История давно знавала
Пророчеств памятных немало.
Судеб, событий повороты
Предсказывали звездочеты,
Астрологи, жрецы, халдеи
И всех столетий чародеи.
Хозяин дома сразу же сообщил Мэннерингу, какие обстоятельства заставляют жену его лежать в постели, прося извинить ее за то, что она не приветствует его сама и не может заняться устройством его ночлега. Эти же особые обстоятельства послужили предлогом, чтобы распить с гостем лишнюю бутылку хорошего вина.
– Я не могу спокойно уснуть, – сказал лэрд, и в голосе его послышались уже нотки пробуждающегося отцовского чувства, – пока не узнаю, что все обошлось благополучно, и, если вам не слишком хочется спать, сэр, и вы соизволите оказать мне и Домини честь посидеть с нами, я уверен, что ждать нам придется не очень долго. Старуха Хауетсон – баба толковая, тут как-то вот с одной девицей беда приключилась… Недалеко отсюда она жила… Нечего качать головой, Домини, ручаюсь вам, что церковь все свое сполна получила, чего же ей еще надо?.. А брюхатой эта девица еще до венца стала, и, представьте, тот, кто на ней женился, и любил ее и уважал ничуть не меньше… Вот какие дела, мистер Мэннеринг, а живут они сейчас в Эннене и друг в друге души не чают, – шестеро таких ребятишек у них, что просто не наглядеться; кудрявенький Годфри – самый старший, их желанное дитя, если хотите, так он сейчас уже на таможенной яхте… У меня, знаете, есть родственник, он тоже в таможне служит, комиссар Бертрам. А должность эту он получил, когда в графстве шла великая борьба; вы, наверно, об этом слыхали, ведь жалобу тогда подавали в Палату общин… Что до меня, то я голосовал за лэрда Бэлраддери, но, знаете, отец мой был якобитом и участвовал в восстании Кенмора, поэтому он никогда не принимал присяги…{36} Словом, я хорошенько не знаю, как все это получилось, но, что я ни говорил и что ни делал, они исключили меня из списков, хотя в то же время управляющему моему отличным образом разрешили подать свой голос за старого сэра Томаса Киттлкорта. Так вот, я хотел вам сказать, что бабушка Хауетсон очень проворна, и как только эта девица…

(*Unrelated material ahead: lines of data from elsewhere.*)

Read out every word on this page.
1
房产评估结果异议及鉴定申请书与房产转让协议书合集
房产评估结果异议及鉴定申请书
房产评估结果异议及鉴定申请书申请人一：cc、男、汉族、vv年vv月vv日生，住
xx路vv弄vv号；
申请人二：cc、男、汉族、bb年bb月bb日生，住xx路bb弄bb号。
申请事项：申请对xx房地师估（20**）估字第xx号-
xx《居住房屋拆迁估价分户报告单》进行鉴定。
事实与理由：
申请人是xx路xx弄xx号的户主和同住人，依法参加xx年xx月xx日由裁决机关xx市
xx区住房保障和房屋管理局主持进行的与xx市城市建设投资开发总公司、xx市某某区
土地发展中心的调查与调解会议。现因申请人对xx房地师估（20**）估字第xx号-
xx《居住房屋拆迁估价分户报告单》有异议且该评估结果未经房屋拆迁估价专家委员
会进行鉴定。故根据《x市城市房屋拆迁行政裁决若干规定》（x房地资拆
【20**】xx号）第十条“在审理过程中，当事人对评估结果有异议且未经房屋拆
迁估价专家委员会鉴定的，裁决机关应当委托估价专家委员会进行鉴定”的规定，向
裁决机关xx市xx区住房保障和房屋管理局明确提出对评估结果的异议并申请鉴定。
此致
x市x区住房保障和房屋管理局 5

На этом месте отрывочный и бессвязный рассказ лэрда был прерван: на лестнице, которая вела на кухню, кто-то вдруг запел во весь голос. Верхние ноты были слишком уж высоки для мужчины, нижние чересчур низки для женщины. До слуха Мэннеринга долетели следующие слова:
В доме ладятся дела,
Коль хозяйка родила.
Пусть малышка, пусть малыш, –
Бога ты благодаришь.
– Это Мег Меррилиз, цыганка, клянусь самим Богом, – сказал мистер Бертрам. Домини, который сидел, положив ногу на ногу, издал какой-то неопределенный звук, похожий на стон, а потом, пустив густые клубы табачного дыма, растопырил свои длинные ноги и, переставив их, снова скрестил.
– Чем вы недовольны, Домини? Поверьте, что в песнях Мег нет ничего худого.
– Ну, и хорошего тоже нет, – ответил Домини Сэмсон голосом, ни с чем не сообразная пронзительность которого была под стать всей его неуклюжей фигуре. Это были первые его слова, услышанные Мэннерингом, а так как последний не без любопытства ожидал, когда этому умевшему пить, есть, курить и двигаться автомату настанет черед заговорить, то резкие и скрипучие звуки, которые он сейчас услыхал, немало его позабавили. Но в это мгновение дверь отворилась, и в комнату вошла Мег Меррилиз.
Вид ее поразил Мэннеринга. Это была женщина шести футов ростом; поверх платья на ней был надет мужской плащ, в руках она держала здоровенную терновую дубину, и вся ее одежда, если не считать юбок, более походила на мужскую, чем на женскую. Ее черные волосы выбивались из-под старомодной шапочки, извиваясь точно змеи Горгоны и еще более усиливая необычайную суровость ее загорелого лица, на которое падали их тени, в то время как в блуждающих глазах горел какой-то дикий огонек то ли подлинного, то ли напускного безумия.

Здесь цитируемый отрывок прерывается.